很棘手,你能解决这个问题吗?
It's tricky, can you solve the issue?
Output I want
我想要附加作者列表并在一个单元格中,我可以获得该列表,但并非所有作者都在网站中提到了角色,因此我想要具有其角色的作者。我想要的输出附在上面。参见 link。这对我来说很棘手,有人可以解决这个问题。期待答案,如果有任何帮助,我将不胜感激。谢谢。
from selenium import webdriver
import pandas as pd
driver = webdriver.Chrome()
site = 'https://www.goodreads.com/search?q=chughtai&qid=WzdWh5nG8z'
driver.get(site)
driver.maximize_window()
roles = []
authors = []
main = driver.find_elements_by_tag_name('tr')
for i in main:
role = []
author = []
con = i.find_elements_by_xpath('.//div[@class="authorName__container"]')
try:
for n in con:
auth = n.find_element_by_xpath('.//a[@class="authorName"]/span').text
rol = n.find_element_by_xpath('.//span[@class="authorName greyText smallText role"]').text
author.append(auth)
if rol:
role.append(rol)
one = ', '.join(role)
roles.append(auth + ' ' + rol)
else:
continue
one_cell = ', '.join(author)
authors.append(one_cell)
except:
pass
a = {'Author Name': authors,'Role': roles}
df = pd.DataFrame.from_dict(a, orient='index')
df = df.transpose()
df.to_csv("only_roles.csv", index=False)
print(df)
不知怎么的,我无法运行通过你的代码得到所有的书,所以我修改了它,请把我版本中有用的部分带到你的版本中。我在代码注释中的解释。
from selenium import webdriver
from selenium.common.exceptions import NoSuchElementException
import pandas as pd
driver = webdriver.Chrome('...')
site = 'https://www.goodreads.com/search?q=chughtai&qid=WzdWh5nG8z'
driver.get(site)
driver.maximize_window()
data = [] # pandas can convert a list of dictionaries to a dataframe. Dictionary keys are column names.
for tr in driver.find_elements_by_tag_name('tr'):
# one tr for one book
# I chose the following as check for a book because it worked for the webpage
if tr.get_attribute('itemtype') != 'http://schema.org/Book':
continue # Not a book
temp = {'Author Names': [], 'Role': []}
for con in tr.find_elements_by_class_name('authorName__container'):
# one container for one author
try:
authorName = con.find_element_by_class_name('authorName').find_element_by_tag_name('span').text
temp['Author Names'].append(authorName)
authorRole = con.find_element_by_class_name('role').text
temp['Role'].append(f'{authorName} {authorRole}')

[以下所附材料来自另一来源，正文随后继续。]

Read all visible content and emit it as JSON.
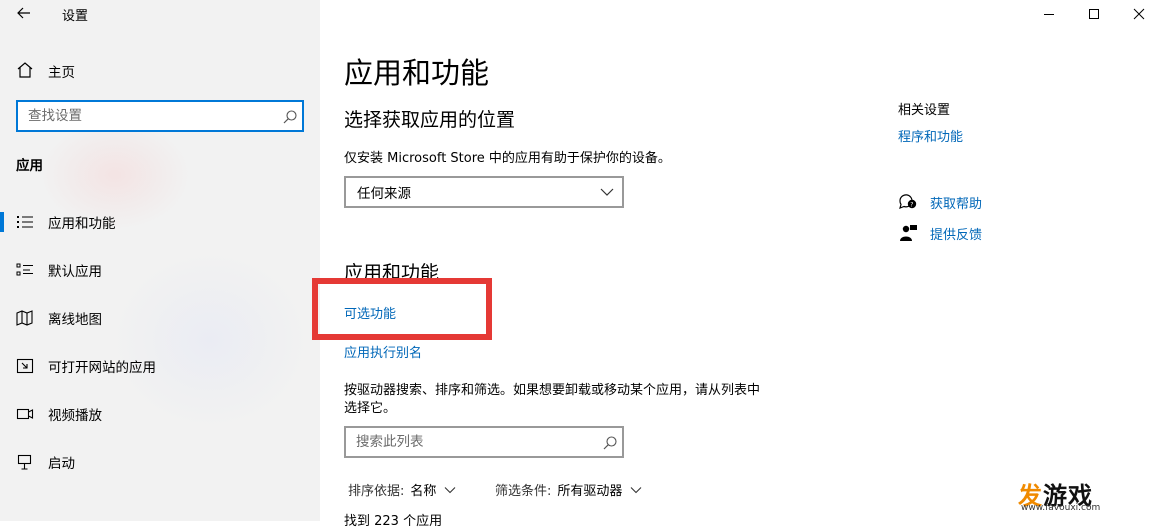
{
  "window": {
    "title": "设置"
  },
  "sidebar": {
    "home_label": "主页",
    "search_placeholder": "查找设置",
    "section_title": "应用",
    "items": [
      {
        "label": "应用和功能",
        "icon": "apps-list-icon",
        "selected": true
      },
      {
        "label": "默认应用",
        "icon": "default-apps-icon",
        "selected": false
      },
      {
        "label": "离线地图",
        "icon": "offline-maps-icon",
        "selected": false
      },
      {
        "label": "可打开网站的应用",
        "icon": "open-website-icon",
        "selected": false
      },
      {
        "label": "视频播放",
        "icon": "video-playback-icon",
        "selected": false
      },
      {
        "label": "启动",
        "icon": "startup-icon",
        "selected": false
      }
    ]
  },
  "main": {
    "page_title": "应用和功能",
    "install_section_title": "选择获取应用的位置",
    "install_description": "仅安装 Microsoft Store 中的应用有助于保护你的设备。",
    "install_source_value": "任何来源",
    "apps_section_title": "应用和功能",
    "optional_features_link": "可选功能",
    "app_alias_link": "应用执行别名",
    "search_description_line1": "按驱动器搜索、排序和筛选。如果想要卸载或移动某个应用，请从列表中",
    "search_description_line2": "选择它。",
    "list_search_placeholder": "搜索此列表",
    "sort_label": "排序依据:",
    "sort_value": "名称",
    "filter_label": "筛选条件:",
    "filter_value": "所有驱动器",
    "found_count_partial": "找到 223 个应用"
  },
  "related": {
    "title": "相关设置",
    "programs_link": "程序和功能",
    "help_link": "获取帮助",
    "feedback_link": "提供反馈"
  },
  "watermark": {
    "char1": "发",
    "rest": "游戏",
    "url": "www.favouxi.com"
  },
  "colors": {
    "accent": "#0078d7",
    "link": "#0067b8",
    "highlight_box": "#e53935",
    "watermark_orange": "#f08a00"
  }
}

except NoSuchElementException:
pass # ignore this one
except Exception as e:
print(e) # print this one for inspection
# convert lists to strings
data.append({k: ','.join(v) for k,v in temp.items()})
df = pd.DataFrame(data)
print(df)
Author Names \
0 Ismat Chughtai,M. Asaduddin
1 Ismat Chughtai
2 Muhammad Umar Memon,M. Asaduddin,Ismat Chughtai
3 Ismat Chughtai,Tahira Naqvi
4 Ismat Chughtai,Amar Shahid
5 Ismat Chughtai,Tahira Naqvi,Syeda S. Hameed
6 Ismat Chughtai
7 Hephaestus Books
8 Ismat Chughtai,Tahira Naqvi
9 Rakhshanda Jalil
10 Ismat Chughtai
11 Ismat Chughtai
12 Ismat Chughtai
13 Azeem Baig Chughtai
14 Ismat Chughtai
15 Ismat Chughtai
16 Ismat Chughtai
17 Ismat Chughtai
18 Ismat Chughtai,Tahira Naqvi
19 Hephaestus Books
Role
0 M. Asaduddin (Translator)
1
2 Muhammad Umar Memon (Translator),M. Asaduddin ...
3 Tahira Naqvi (Translator)
4 Amar Shahid (Compiler)
5 Tahira Naqvi (Translator),Syeda S. Hameed (Tra...
6
7
8 Tahira Naqvi (Translator)
9 Rakhshanda Jalil (Editor)
10
11
12
13
14
15
16
17
18 Tahira Naqvi (Translator)
19
Output I want
我想要附加作者列表并在一个单元格中,我可以获得该列表,但并非所有作者都在网站中提到了角色,因此我想要具有其角色的作者。我想要的输出附在上面。参见 link。这对我来说很棘手,有人可以解决这个问题。期待答案,如果有任何帮助,我将不胜感激。谢谢。
from selenium import webdriver
import pandas as pd
driver = webdriver.Chrome()
site = 'https://www.goodreads.com/search?q=chughtai&qid=WzdWh5nG8z'
driver.get(site)
driver.maximize_window()
roles = []
authors = []
main = driver.find_elements_by_tag_name('tr')
for i in main:
role = []
author = []
con = i.find_elements_by_xpath('.//div[@class="authorName__container"]')
try:
for n in con:
auth = n.find_element_by_xpath('.//a[@class="authorName"]/span').text
rol = n.find_element_by_xpath('.//span[@class="authorName greyText smallText role"]').text
author.append(auth)
if rol:
role.append(rol)
one = ', '.join(role)
roles.append(auth + ' ' + rol)
else:
continue
one_cell = ', '.join(author)
authors.append(one_cell)
except:
pass
a = {'Author Name': authors,'Role': roles}
df = pd.DataFrame.from_dict(a, orient='index')
df = df.transpose()
df.to_csv("only_roles.csv", index=False)
print(df)
不知怎么的,我无法运行通过你的代码得到所有的书,所以我修改了它,请把我版本中有用的部分带到你的版本中。我在代码注释中的解释。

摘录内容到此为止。